2. Eruvin (ערובין) ("Mixtures") deals with the Eruv or Sabbath-bound - a category of constructions/delineations that alter the domains of the Sabbath for carrying and travel. 10 chapters.
3. Pesahim (פסחים) ("Passover Festivals") deals with the prescriptions regarding the Passover and the paschal sacrifice. 10 chapters.
4. Shekalim (שקלים) ("Shekels") deals with the collection of the half-Shekel as well as the expenses and expenditure of the Temple. 8 chapters
5. Yoma (יומא) ("The Day")—also called "Kippurim" or "Yom ha-Kippurim" ("Day of Atonement")—deals with the prescriptions Yom Kippur, especially the ceremony by the Kohen Gadol. 8 chapters.
6. Sukkah (סוכה) ("Booth") deals with the festival of Sukkot (the Feast of Tabernacles) and the Sukkah itself. Also deals with the Four Species (Lulav, Etrog, Hadass, Aravah — Palm branch, Citron, Myrtle, Willow) which are waved on Sukkot. 5 chapters.
7. Beitza (ביצה) ("Egg")—now named after its first word, but originally called Yom Tov ("Holidays")—deals chiefly with the rules to be observed on Yom Tov. 5 chapters.
8. Rosh Hashanah (ראש השנה) ("New Year") deals chiefly with the regulation of the calendar by the new moon, and with the services of the festival of Rosh Hashanah. 4 chapters.
9. Ta'anit (תענית) ("Fasting") deals chiefly with the special fast-days in times of drought or other untoward occurrences. 4 chapters
10. Megillah (מגילה) ("Scroll") contains chiefly regulations and prescriptions regarding the reading of the scroll of Esther at Purim, and the reading of other passages from the Torah and Neviim in the synagogue. 4 chapters.
11. Mo'ed Katan (מועד קטן) ("Little Festival") deals with Chol HaMoed, the intermediate festival days of Pesach and Sukkot. 3 chapters.
12. Hagigah (חגיגה) ("Festival Offering") deals with the Three Pilgrimage Festivals (Passover, Shavuot, Sukkot) and the pilgrimage offering that men were supposed to bring in Jerusalem. 3 chapters.

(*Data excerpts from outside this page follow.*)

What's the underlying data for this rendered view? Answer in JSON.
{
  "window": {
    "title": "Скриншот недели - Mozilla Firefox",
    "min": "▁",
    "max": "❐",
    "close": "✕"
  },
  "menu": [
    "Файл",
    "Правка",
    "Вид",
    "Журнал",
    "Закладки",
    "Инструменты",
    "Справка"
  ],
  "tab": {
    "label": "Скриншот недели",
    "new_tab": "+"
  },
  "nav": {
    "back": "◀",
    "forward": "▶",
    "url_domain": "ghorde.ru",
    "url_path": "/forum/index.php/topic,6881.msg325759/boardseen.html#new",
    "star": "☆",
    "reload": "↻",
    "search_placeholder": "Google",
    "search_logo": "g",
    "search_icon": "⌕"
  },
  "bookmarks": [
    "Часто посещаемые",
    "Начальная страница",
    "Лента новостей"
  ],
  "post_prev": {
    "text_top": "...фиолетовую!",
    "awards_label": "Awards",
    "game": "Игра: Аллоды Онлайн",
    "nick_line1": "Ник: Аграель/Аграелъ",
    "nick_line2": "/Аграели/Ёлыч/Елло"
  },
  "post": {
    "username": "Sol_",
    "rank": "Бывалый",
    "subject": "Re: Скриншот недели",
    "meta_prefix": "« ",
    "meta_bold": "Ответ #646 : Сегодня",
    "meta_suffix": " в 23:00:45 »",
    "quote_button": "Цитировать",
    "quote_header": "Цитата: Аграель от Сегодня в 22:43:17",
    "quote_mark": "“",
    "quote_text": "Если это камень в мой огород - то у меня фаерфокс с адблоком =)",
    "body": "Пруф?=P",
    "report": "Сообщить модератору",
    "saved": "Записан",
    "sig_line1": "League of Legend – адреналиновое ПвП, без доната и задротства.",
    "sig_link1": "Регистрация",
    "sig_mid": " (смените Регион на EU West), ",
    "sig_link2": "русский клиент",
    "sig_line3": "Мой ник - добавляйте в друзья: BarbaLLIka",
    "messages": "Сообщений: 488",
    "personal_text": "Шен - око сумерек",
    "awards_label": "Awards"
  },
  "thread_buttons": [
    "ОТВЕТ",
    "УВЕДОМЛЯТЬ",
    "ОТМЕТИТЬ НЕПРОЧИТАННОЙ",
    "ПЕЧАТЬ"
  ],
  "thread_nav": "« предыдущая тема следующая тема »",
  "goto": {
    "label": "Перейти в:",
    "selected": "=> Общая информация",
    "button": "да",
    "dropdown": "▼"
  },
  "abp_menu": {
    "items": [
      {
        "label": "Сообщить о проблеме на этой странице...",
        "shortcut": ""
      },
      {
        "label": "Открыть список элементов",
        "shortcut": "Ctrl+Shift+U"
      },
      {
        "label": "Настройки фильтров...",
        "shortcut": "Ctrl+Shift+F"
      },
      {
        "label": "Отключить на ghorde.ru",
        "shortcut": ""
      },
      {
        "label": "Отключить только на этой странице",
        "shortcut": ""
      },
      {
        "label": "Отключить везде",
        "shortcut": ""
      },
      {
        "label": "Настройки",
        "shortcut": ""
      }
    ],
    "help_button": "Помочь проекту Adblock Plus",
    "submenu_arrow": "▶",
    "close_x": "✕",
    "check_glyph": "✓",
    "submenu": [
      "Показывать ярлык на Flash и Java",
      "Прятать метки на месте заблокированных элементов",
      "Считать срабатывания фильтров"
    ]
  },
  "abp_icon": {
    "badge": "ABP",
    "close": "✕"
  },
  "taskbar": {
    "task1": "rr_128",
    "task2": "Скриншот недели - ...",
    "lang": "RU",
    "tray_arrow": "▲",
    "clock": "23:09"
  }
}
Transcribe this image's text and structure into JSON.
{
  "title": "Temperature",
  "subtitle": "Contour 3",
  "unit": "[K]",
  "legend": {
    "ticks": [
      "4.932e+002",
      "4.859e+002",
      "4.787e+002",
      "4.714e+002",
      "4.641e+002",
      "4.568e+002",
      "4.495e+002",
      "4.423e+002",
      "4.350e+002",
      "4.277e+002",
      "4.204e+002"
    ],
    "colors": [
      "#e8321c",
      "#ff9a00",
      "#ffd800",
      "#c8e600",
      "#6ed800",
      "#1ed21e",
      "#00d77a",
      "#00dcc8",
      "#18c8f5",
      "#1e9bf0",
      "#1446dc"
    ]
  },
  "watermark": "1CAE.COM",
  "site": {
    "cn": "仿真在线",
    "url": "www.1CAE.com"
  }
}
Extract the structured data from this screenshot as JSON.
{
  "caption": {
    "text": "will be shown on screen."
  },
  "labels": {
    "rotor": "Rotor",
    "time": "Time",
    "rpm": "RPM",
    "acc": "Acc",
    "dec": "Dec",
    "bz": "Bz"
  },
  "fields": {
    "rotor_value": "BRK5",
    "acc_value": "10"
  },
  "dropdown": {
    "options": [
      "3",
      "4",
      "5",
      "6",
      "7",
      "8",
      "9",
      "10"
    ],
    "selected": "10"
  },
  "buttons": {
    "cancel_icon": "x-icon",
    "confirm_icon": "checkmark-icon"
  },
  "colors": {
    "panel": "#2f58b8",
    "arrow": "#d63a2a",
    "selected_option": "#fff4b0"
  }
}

The Jerusalem Talmud has a Gemara on each of the tractates, while in the Babylonian, only that on Shekalim is missing. However, in most printed editions of the Babylonian Talmud (as well as the Daf Yomi cycle), the Jerusalem Gemara to Shekalim is included.

In the Babylonian Talmud the treatises of the order Mo'ed are arranged as follows: Shabbat, 'Erubin, Pesachim, Rosh ha-Shanah, Yoma, Sukkah, Beitzah, Hagigah, Mo'ed Katan, Ta'anit, Megillah; while the sequence in the Jerusalem Talmud is Shabbat, Eruvin, Pesachim, Yoma, Sheqalim, Sukkah, Rosh ha-Shanah, Beitzah, Ta'anit, Megillah, Hagigah, Mo'ed' Katan.

On the Festivals, some have the custom to learn the Tractate in this Order which details the laws of that respective festival (e.g. one would learn Tractate Rosh Hashanah on the holiday of Rosh Hashanah).